Para esta Santa Catalina, ya en ese siglo XV, el purgatorio no es lugar donde se reciben penas para expiar nuestros pecados, sino que es un «proceso» en el que la experiencia intensa del amor que Dios nos manifiesta contrasta con nuestro estado de pecadores no totalmente purificados, lo que causa que el amor se vuelva como un fuego abrasador que nos va purificando para poder conseguir la visión y la unión plena con Dios. Los padres griegos dirán que nos va divinizando y devolviendo a su pureza la imagen de Dios, a cuya semejanza hemos sido creados.
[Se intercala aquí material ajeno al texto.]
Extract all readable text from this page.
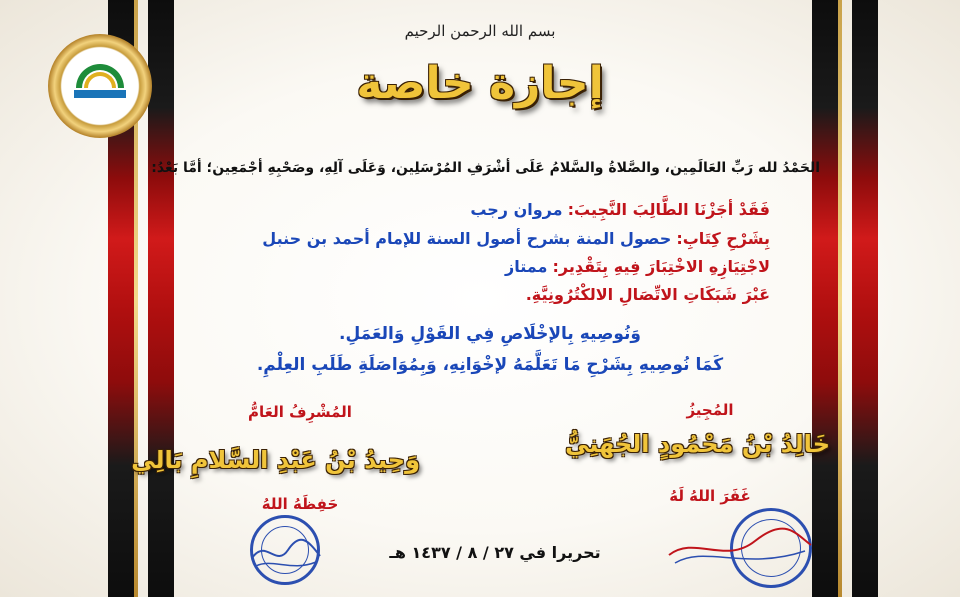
بسم الله الرحمن الرحيم
إجازة خاصة
الحَمْدُ لله رَبِّ العَالَمِين، والصَّلاةُ والسَّلامُ عَلَى أشْرَفِ المُرْسَلِين، وَعَلَى آلِهِ، وصَحْبِهِ أجْمَعِين؛ أمَّا بَعْدُ:
فَقَدْ أجَزْنَا الطَّالِبَ النَّجِيبَ: مروان رجب
بِشَرْحِ كِتَابِ: حصول المنة بشرح أصول السنة للإمام أحمد بن حنبل
لاجْتِيَازِهِ الاخْتِبَارَ فِيهِ بِتَقْدِير: ممتاز
عَبْرَ شَبَكَاتِ الاتِّصَالِ الالكْتُرُونِيَّةِ.
وَنُوصِيهِ بِالإخْلَاصِ فِي القَوْلِ وَالعَمَلِ.
كَمَا نُوصِيهِ بِشَرْحِ مَا تَعَلَّمَهُ لإخْوَانِهِ، وَبِمُوَاصَلَةِ طَلَبِ العِلْمِ.
المُشْرِفُ العَامُّ
وَحِيدُ بْنُ عَبْدِ السَّلامِ بَالِي
حَفِظَهُ اللهُ
المُجِيزُ
خَالِدُ بْنُ مَحْمُودٍ الجُهَنِيُّ
غَفَرَ اللهُ لَهُ
تحريرا في ٢٧ / ٨ / ١٤٣٧ هـ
Ese amor se vuelve llama y sufrimos por no haber correspondido a la bondad que Dios ha tenido siempre por nosotros.

La verdad católica sobre el purgatorio ha sido objeto de tres concilios: Lyon, Florencia y Trento. Es cuestión que afecta al ecumenismo y, sobre todo, justifica la praxis antiquísima de la oración y el ofrecimiento de ayuda a los hermanos difuntos, especialmente por la celebración de la eucaristía (las misas por los difuntos). Algunos de sus puntos son en la actualidad objeto del debate teológico. Lo ha sido especialmente en los años setenta, en el que tuvo una importante contribución nuestro gran teólogo Juan Luis Ruiz de la Peña, no sin haber sufrido algún serio disgusto. El teólogo J. Ratzinger también terció en la discusión y fue entonces, al poco de ser elegido Arzobispo de Múnich en 1977, cuando publicó su «Escatología» (esjaton = lo último), dedicada a sus alumnos de Ratisbona, última etapa de su profesorado. Es ahí donde polemizó con algunos teólogos que afirmaban (G. Lohfink, G. Greshake, J.Gnilka) que la resurrección en su plenitud se realizaba en el instante después de la muerte de la persona. Ratzinger defendió que era necesario mantener el llamado «estado intermedio» entre la muerte y la resurrección universal porque es más conforme a la Sagrada Escritura tanto del A. T. como del N. T., con la doctrina de San Pablo, con la práctica primitiva de la oración por los difuntos y con la verdad de la comunión de los santos. Se habla de «estado» o de «paso» que tiene mucho que ver con la experiencia mística que podemos ver en Santa Teresa o San Juan de la Cruz. No se habla de tiempo, porque «el momento transformante de ese encuentro con Cristo escapa a las medidas terrenas del tiempo». Naturalmente que en el fondo de esta cuestión está una antropología y la unión que se da entre alma y cuerpo. Esta explicación de la verdad dogmática del purgatorio no nos resulta ajena a nosotros. El amor humano, el intenso amor humano, cuando lo sentimos, también nos purifica, sentimos un vivo deseo de amar más y va haciendo más transparente la relación entre aquellos que se aman. El amor abre a la verdad.